Sutarman mengatakan itu untuk menanggapi aksi intoleransi yang terjadi di kediaman pemuka agama Niko Lomboan di Sleman, Yogyakarta. Menurut dia, rumah pribadi tak boleh dialihfungsikan sebagai tempat ibadah, seperti shalat Jumat atau kebaktian rutin.
Tetapi lain lagi menurut Peraturan Bersama Menag dan Mendagri Nomor 9 dan 8 Tahun 2006 tentang Kerukunan Umat Beragama dan Pendirian Rumah Ibadah. Ibadah, menurut aturan tersebut, terbagi menjadi dua, yaitu ibadah permanen dan ibadah keluarga. Lalu apa yang dimaksud dengan ibadah rutin oleh Kapolri?
"Apakah yang dia maksud adalah kategori 'ibadah permanen' tersebut? Lalu, jika umat Islam melakukan ibadah rutin, misalnya shalat lima waktu di rumah mereka masing-masing, apakah itu termasuk ibadah rutin atau ibadah keluarga?

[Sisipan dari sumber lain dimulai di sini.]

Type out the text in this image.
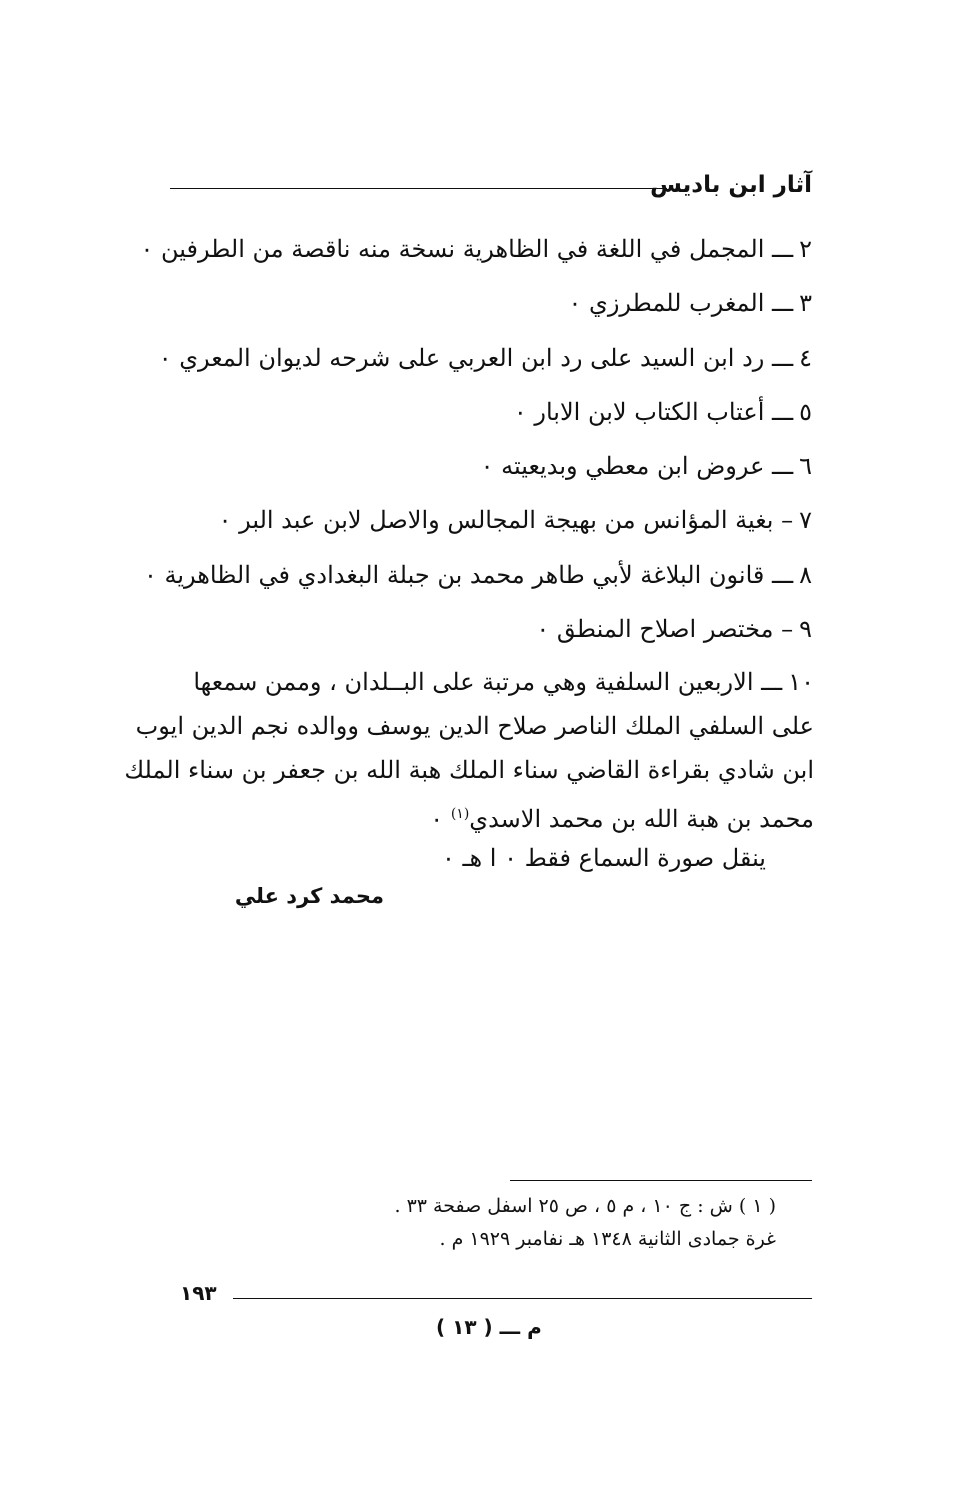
آثار ابن باديس
٢ـــ المجمل في اللغة في الظاهرية نسخة منه ناقصة من الطرفين ٠
٣ـــ المغرب للمطرزي ٠
٤ـــ رد ابن السيد على رد ابن العربي على شرحه لديوان المعري ٠
٥ـــ أعتاب الكتاب لابن الابار ٠
٦ـــ عروض ابن معطي وبديعيته ٠
٧– بغية المؤانس من بهيجة المجالس والاصل لابن عبد البر ٠
٨ـــ قانون البلاغة لأبي طاهر محمد بن جبلة البغدادي في الظاهرية ٠
٩– مختصر اصلاح المنطق ٠
١٠ـــ الاربعين السلفية وهي مرتبة على البــلدان ، وممن سمعها
على السلفي الملك الناصر صلاح الدين يوسف ووالده نجم الدين ايوب
ابن شادي بقراءة القاضي سناء الملك هبة الله بن جعفر بن سناء الملك
محمد بن هبة الله بن محمد الاسدي$^{(١)}$ ٠
ينقل صورة السماع فقط ٠ ا هـ ٠
محمد كرد علي
( ١ ) ش : ج ١٠ ، م ٥ ، ص ٢٥ اسفل صفحة ٣٣ .
غرة جمادى الثانية ١٣٤٨ هـ نفامبر ١٩٢٩ م .
١٩٣
م ـــ ( ١٣ )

Bagaimana pula dengan ibadah rosario umat Katolik di Sleman yang diserang oleh segerombolan orang?" ungkap ilmuwan politik, Muhammad AS Hikam, dalam opini yang ditulisnya di akun facebook pribadi, beberapa saat lalu.
Penjelasan Kapolri itu, tegas Hikam, malah tidak jelas dan menimbulkan kontroversi. Banyak tokoh mengatakan Kapolri tidak mengerti peraturan karena melarang rumah dijadikan sebagai tempat ibadah.
"Saya juga melihat kejanggalan penjelasan. Sebagai pejabat negara yang memimpin Polri, Sutarman seharusnya berpegang kepada aturan formal, bukan penafsiran yang mungkin saja hanya dinyatakan secara spontan dan reaktif," tegasnya.
Ketimbang menyalahkan para pelaku ibadah, seharusnya Kapolri segera memerintahkan melakukan pengejaran, penangkapan, penyidikan, dan proses hukum yang cepat.
Mantan menteri kabinet era Presiden Gus Dur itu meminta Sutarman mengikuti sikap Gubernur DIY, Sultan Hamengku Buwono X, yang mengatakan sekarang bukan saatnya dialog dengan pelaku kekerasan, dan kalau ada kekerasan harus diproses hukum.
"Kalau Kapolri malah
mbulet dan membuat
statement yang bikin salah paham, saya ragu ada penyelesaian yang tuntas, cepat dan menyeluruh terhadap persoalan kekerasan berkedok agama,".
"Yang akan terjadi adalah perdebatan berlama-lama, bertele-tele, dan
mbulet antara pihak Polri, LSM, ormas, Pemda, dan publik yang pro-kontra. Para pelaku kekerasan malah tertawa terpingkal-pingkal dan melanjutkan kegiatannya," tulis Hikam lagi.